Le lotte nel momento populista
Oltre che essere un’esperienza da cui trarre spunto per pensare allo sciopero nell’era della “digitalizzazione del tutto”, dunque, l’esperienza della Rub è significativa del potenziale politico e simbolico che tale pratica assume all’interno di quello che la filosofa Chantal Mouffe definisce momento populista. Le lotte dei e delle rider non avrebbero potuto ottenere dei risultati, seppure parziali, senza la capacità della Rub di riuscire a capitalizzare quei tratti del momento populista che, a causa dell’assenza di un’alternativa politica, gonfiano spesso il consenso delle destre. La centralità assunta dalla dimensione simbolica e la natura antagonista del rapporto con le istituzioni, due tra gli elementi che caratterizzano il momento populista, hanno consentito ai rider di diventare il simbolo del rifiuto della precarietà e della povertà prodotta dal neoliberismo.

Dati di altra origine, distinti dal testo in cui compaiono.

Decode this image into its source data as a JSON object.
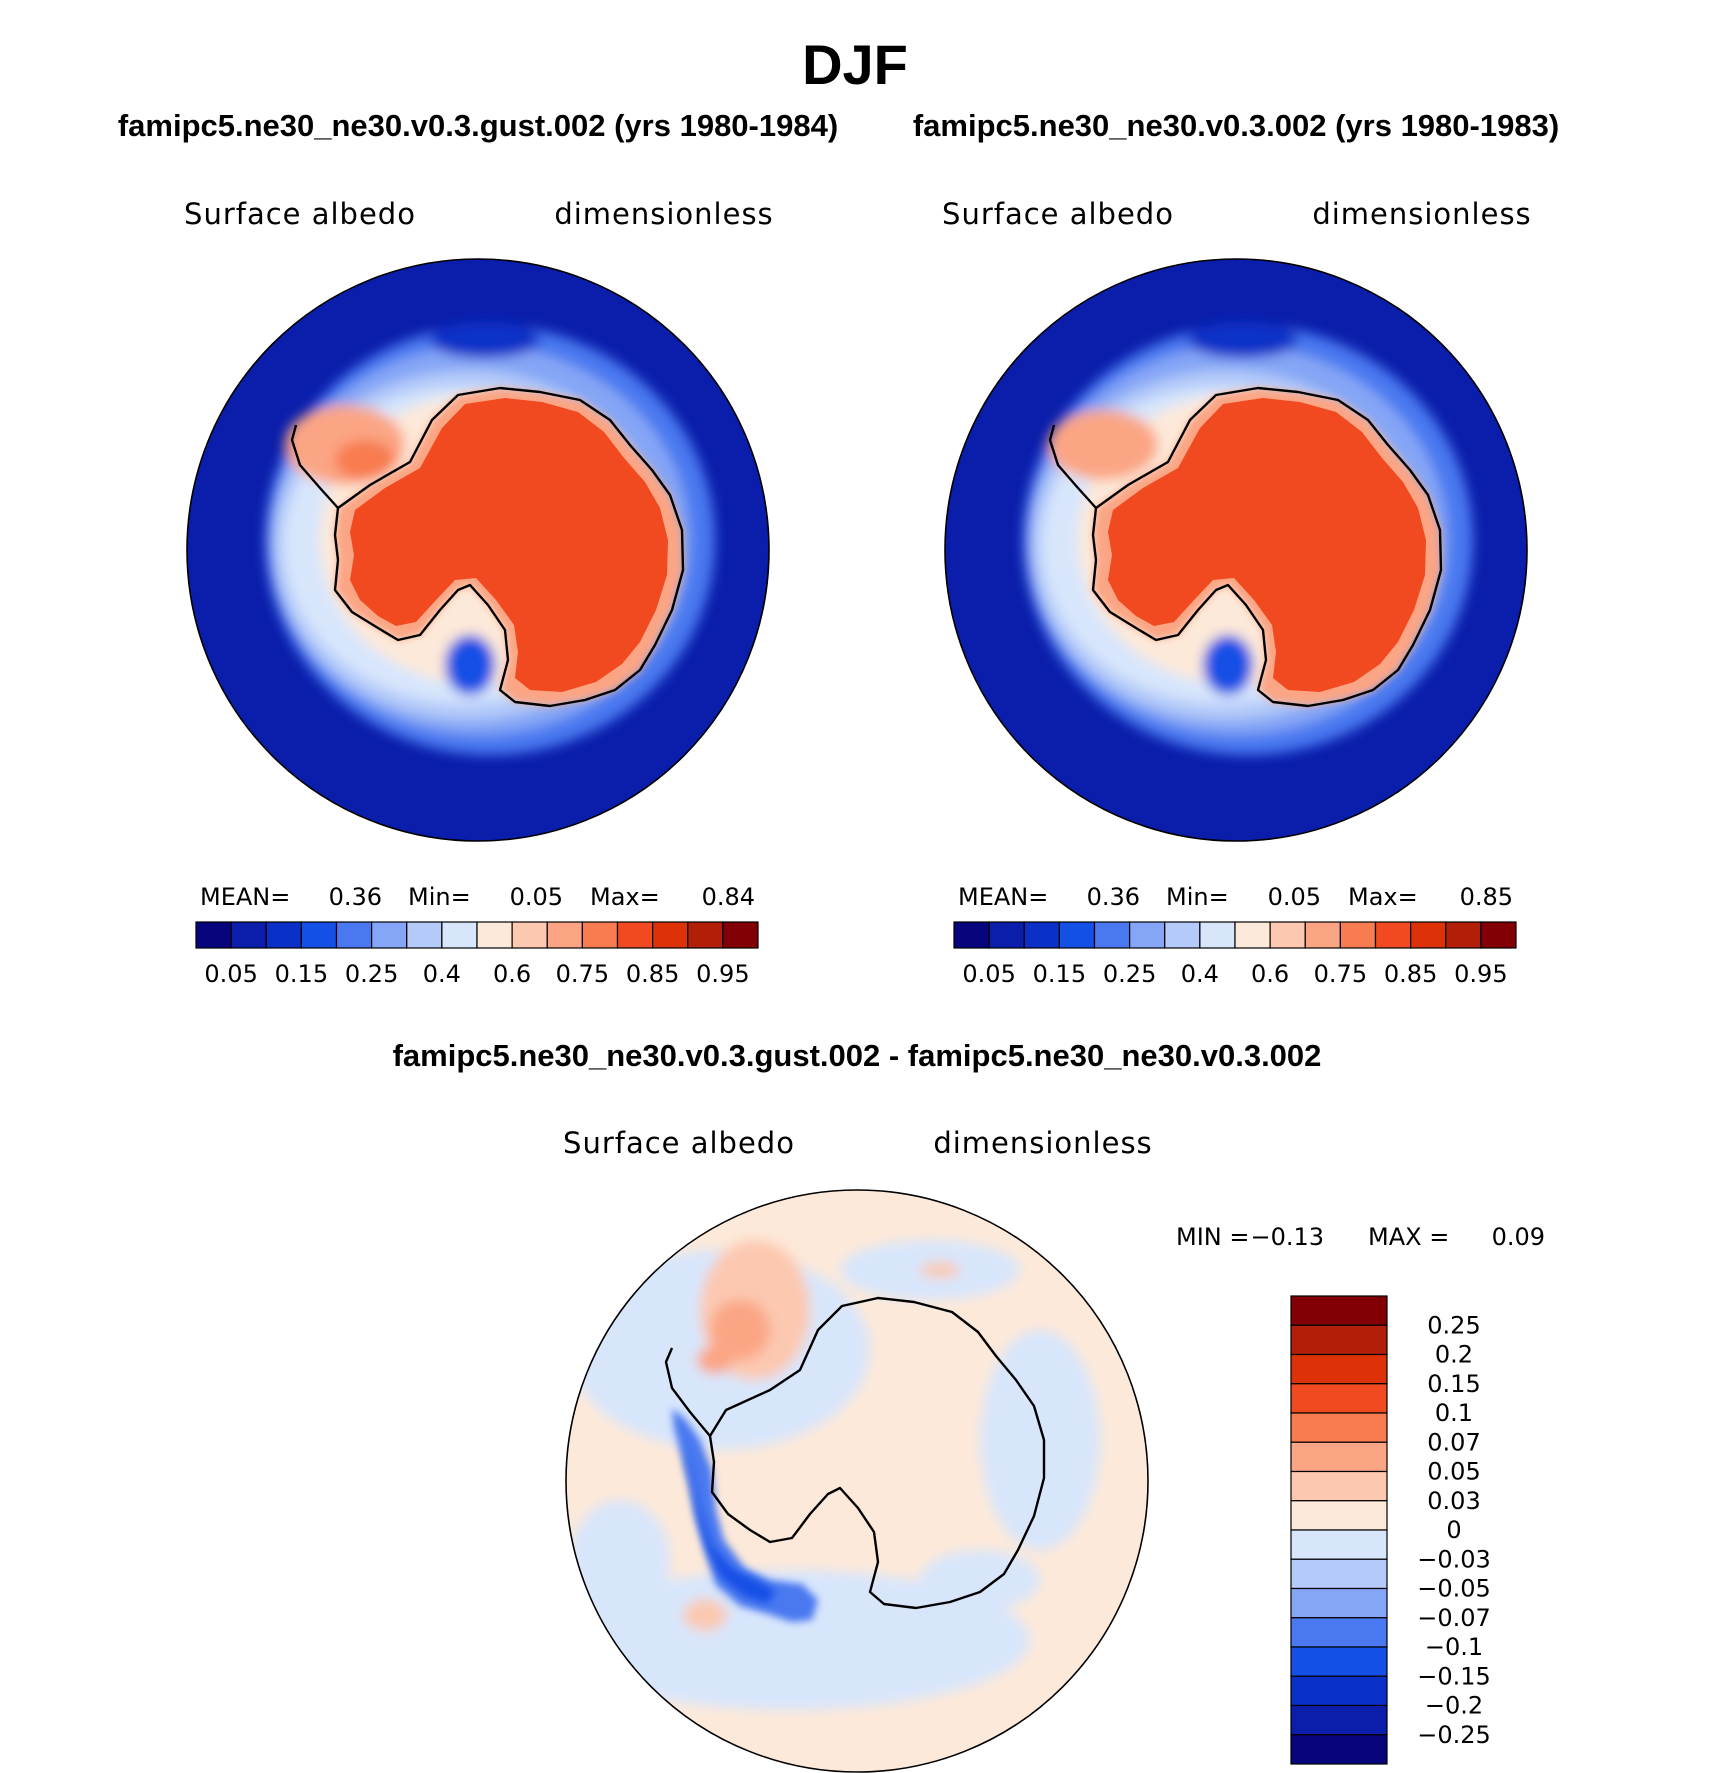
{
  "page_title": "DJF",
  "panels": [
    {
      "id": "left",
      "case_title": "famipc5.ne30_ne30.v0.3.gust.002 (yrs 1980-1984)",
      "variable": "Surface albedo",
      "units": "dimensionless",
      "stats": {
        "mean_label": "MEAN=",
        "mean": "0.36",
        "min_label": "Min=",
        "min": "0.05",
        "max_label": "Max=",
        "max": "0.84"
      }
    },
    {
      "id": "right",
      "case_title": "famipc5.ne30_ne30.v0.3.002 (yrs 1980-1983)",
      "variable": "Surface albedo",
      "units": "dimensionless",
      "stats": {
        "mean_label": "MEAN=",
        "mean": "0.36",
        "min_label": "Min=",
        "min": "0.05",
        "max_label": "Max=",
        "max": "0.85"
      }
    }
  ],
  "diff_panel": {
    "title": "famipc5.ne30_ne30.v0.3.gust.002 - famipc5.ne30_ne30.v0.3.002",
    "variable": "Surface albedo",
    "units": "dimensionless",
    "stats": {
      "min_label": "MIN =",
      "min": "−0.13",
      "max_label": "MAX =",
      "max": "0.09"
    }
  },
  "chart_data": [
    {
      "type": "heatmap",
      "projection": "south polar stereographic",
      "title": "famipc5.ne30_ne30.v0.3.gust.002 (yrs 1980-1984)",
      "variable": "Surface albedo",
      "units": "dimensionless",
      "mean": 0.36,
      "min": 0.05,
      "max": 0.84,
      "colorbar": {
        "orientation": "horizontal",
        "levels": [
          0.05,
          0.1,
          0.15,
          0.2,
          0.25,
          0.3,
          0.4,
          0.5,
          0.6,
          0.7,
          0.75,
          0.8,
          0.85,
          0.9,
          0.95
        ],
        "tick_labels": [
          "0.05",
          "0.15",
          "0.25",
          "0.4",
          "0.6",
          "0.75",
          "0.85",
          "0.95"
        ],
        "colors": [
          "#07047c",
          "#0a1eab",
          "#0a30c8",
          "#1450e6",
          "#4a78f0",
          "#85a6f6",
          "#b4cbf9",
          "#d8e6fc",
          "#fde9d9",
          "#fcc8b0",
          "#fba584",
          "#f87c50",
          "#f14a20",
          "#dd3108",
          "#b21f08",
          "#820005"
        ]
      }
    },
    {
      "type": "heatmap",
      "projection": "south polar stereographic",
      "title": "famipc5.ne30_ne30.v0.3.002 (yrs 1980-1983)",
      "variable": "Surface albedo",
      "units": "dimensionless",
      "mean": 0.36,
      "min": 0.05,
      "max": 0.85,
      "colorbar": {
        "orientation": "horizontal",
        "levels": [
          0.05,
          0.1,
          0.15,
          0.2,
          0.25,
          0.3,
          0.4,
          0.5,
          0.6,
          0.7,
          0.75,
          0.8,
          0.85,
          0.9,
          0.95
        ],
        "tick_labels": [
          "0.05",
          "0.15",
          "0.25",
          "0.4",
          "0.6",
          "0.75",
          "0.85",
          "0.95"
        ],
        "colors": [
          "#07047c",
          "#0a1eab",
          "#0a30c8",
          "#1450e6",
          "#4a78f0",
          "#85a6f6",
          "#b4cbf9",
          "#d8e6fc",
          "#fde9d9",
          "#fcc8b0",
          "#fba584",
          "#f87c50",
          "#f14a20",
          "#dd3108",
          "#b21f08",
          "#820005"
        ]
      }
    },
    {
      "type": "heatmap",
      "projection": "south polar stereographic",
      "title": "famipc5.ne30_ne30.v0.3.gust.002 - famipc5.ne30_ne30.v0.3.002",
      "variable": "Surface albedo",
      "units": "dimensionless",
      "min": -0.13,
      "max": 0.09,
      "colorbar": {
        "orientation": "vertical",
        "levels": [
          0.25,
          0.2,
          0.15,
          0.1,
          0.07,
          0.05,
          0.03,
          0,
          -0.03,
          -0.05,
          -0.07,
          -0.1,
          -0.15,
          -0.2,
          -0.25
        ],
        "tick_labels": [
          "0.25",
          "0.2",
          "0.15",
          "0.1",
          "0.07",
          "0.05",
          "0.03",
          "0",
          "−0.03",
          "−0.05",
          "−0.07",
          "−0.1",
          "−0.15",
          "−0.2",
          "−0.25"
        ],
        "colors": [
          "#820005",
          "#b21f08",
          "#dd3108",
          "#f14a20",
          "#f87c50",
          "#fba584",
          "#fcc8b0",
          "#fde9d9",
          "#d8e6fc",
          "#b4cbf9",
          "#85a6f6",
          "#4a78f0",
          "#1450e6",
          "#0a30c8",
          "#0a1eab",
          "#07047c"
        ]
      }
    }
  ]
}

Dopo la sentenza d’appello del tribunale del lavoro di Torino, che ha riconosciuto la fattispecie della subordinazione del rapporto di lavoro di cinque rider di Foodora, diventa sempre più urgente riuscire a ottenere un miglioramento delle condizioni di lavoro e di vita per tutti e tutte. L’efficacia della lotta si misurerà dunque sulla capacità di mobilitare quei lavoratori oggi esclusi dalle tutele salariali. Questo obiettivo necessita dell’alleanza di tutte le energie che si oppongono alle tendenze estrattive del capitalismo. Solo se ci sarà questa alleanza potremo dire che le lotte dei rider sono state una scintilla in grado di far sì che, citando lo scrittore Mark Fisher, «in una situazione in cui nulla può accadere, tutto di colpo torna possibile».
*Marco Marrone, ricercatore in sociologia presso il Center for Humanities and Social Change dell’Università Ca’ Foscari di Venezia, è tra i fondatori di Riders Union Bologna.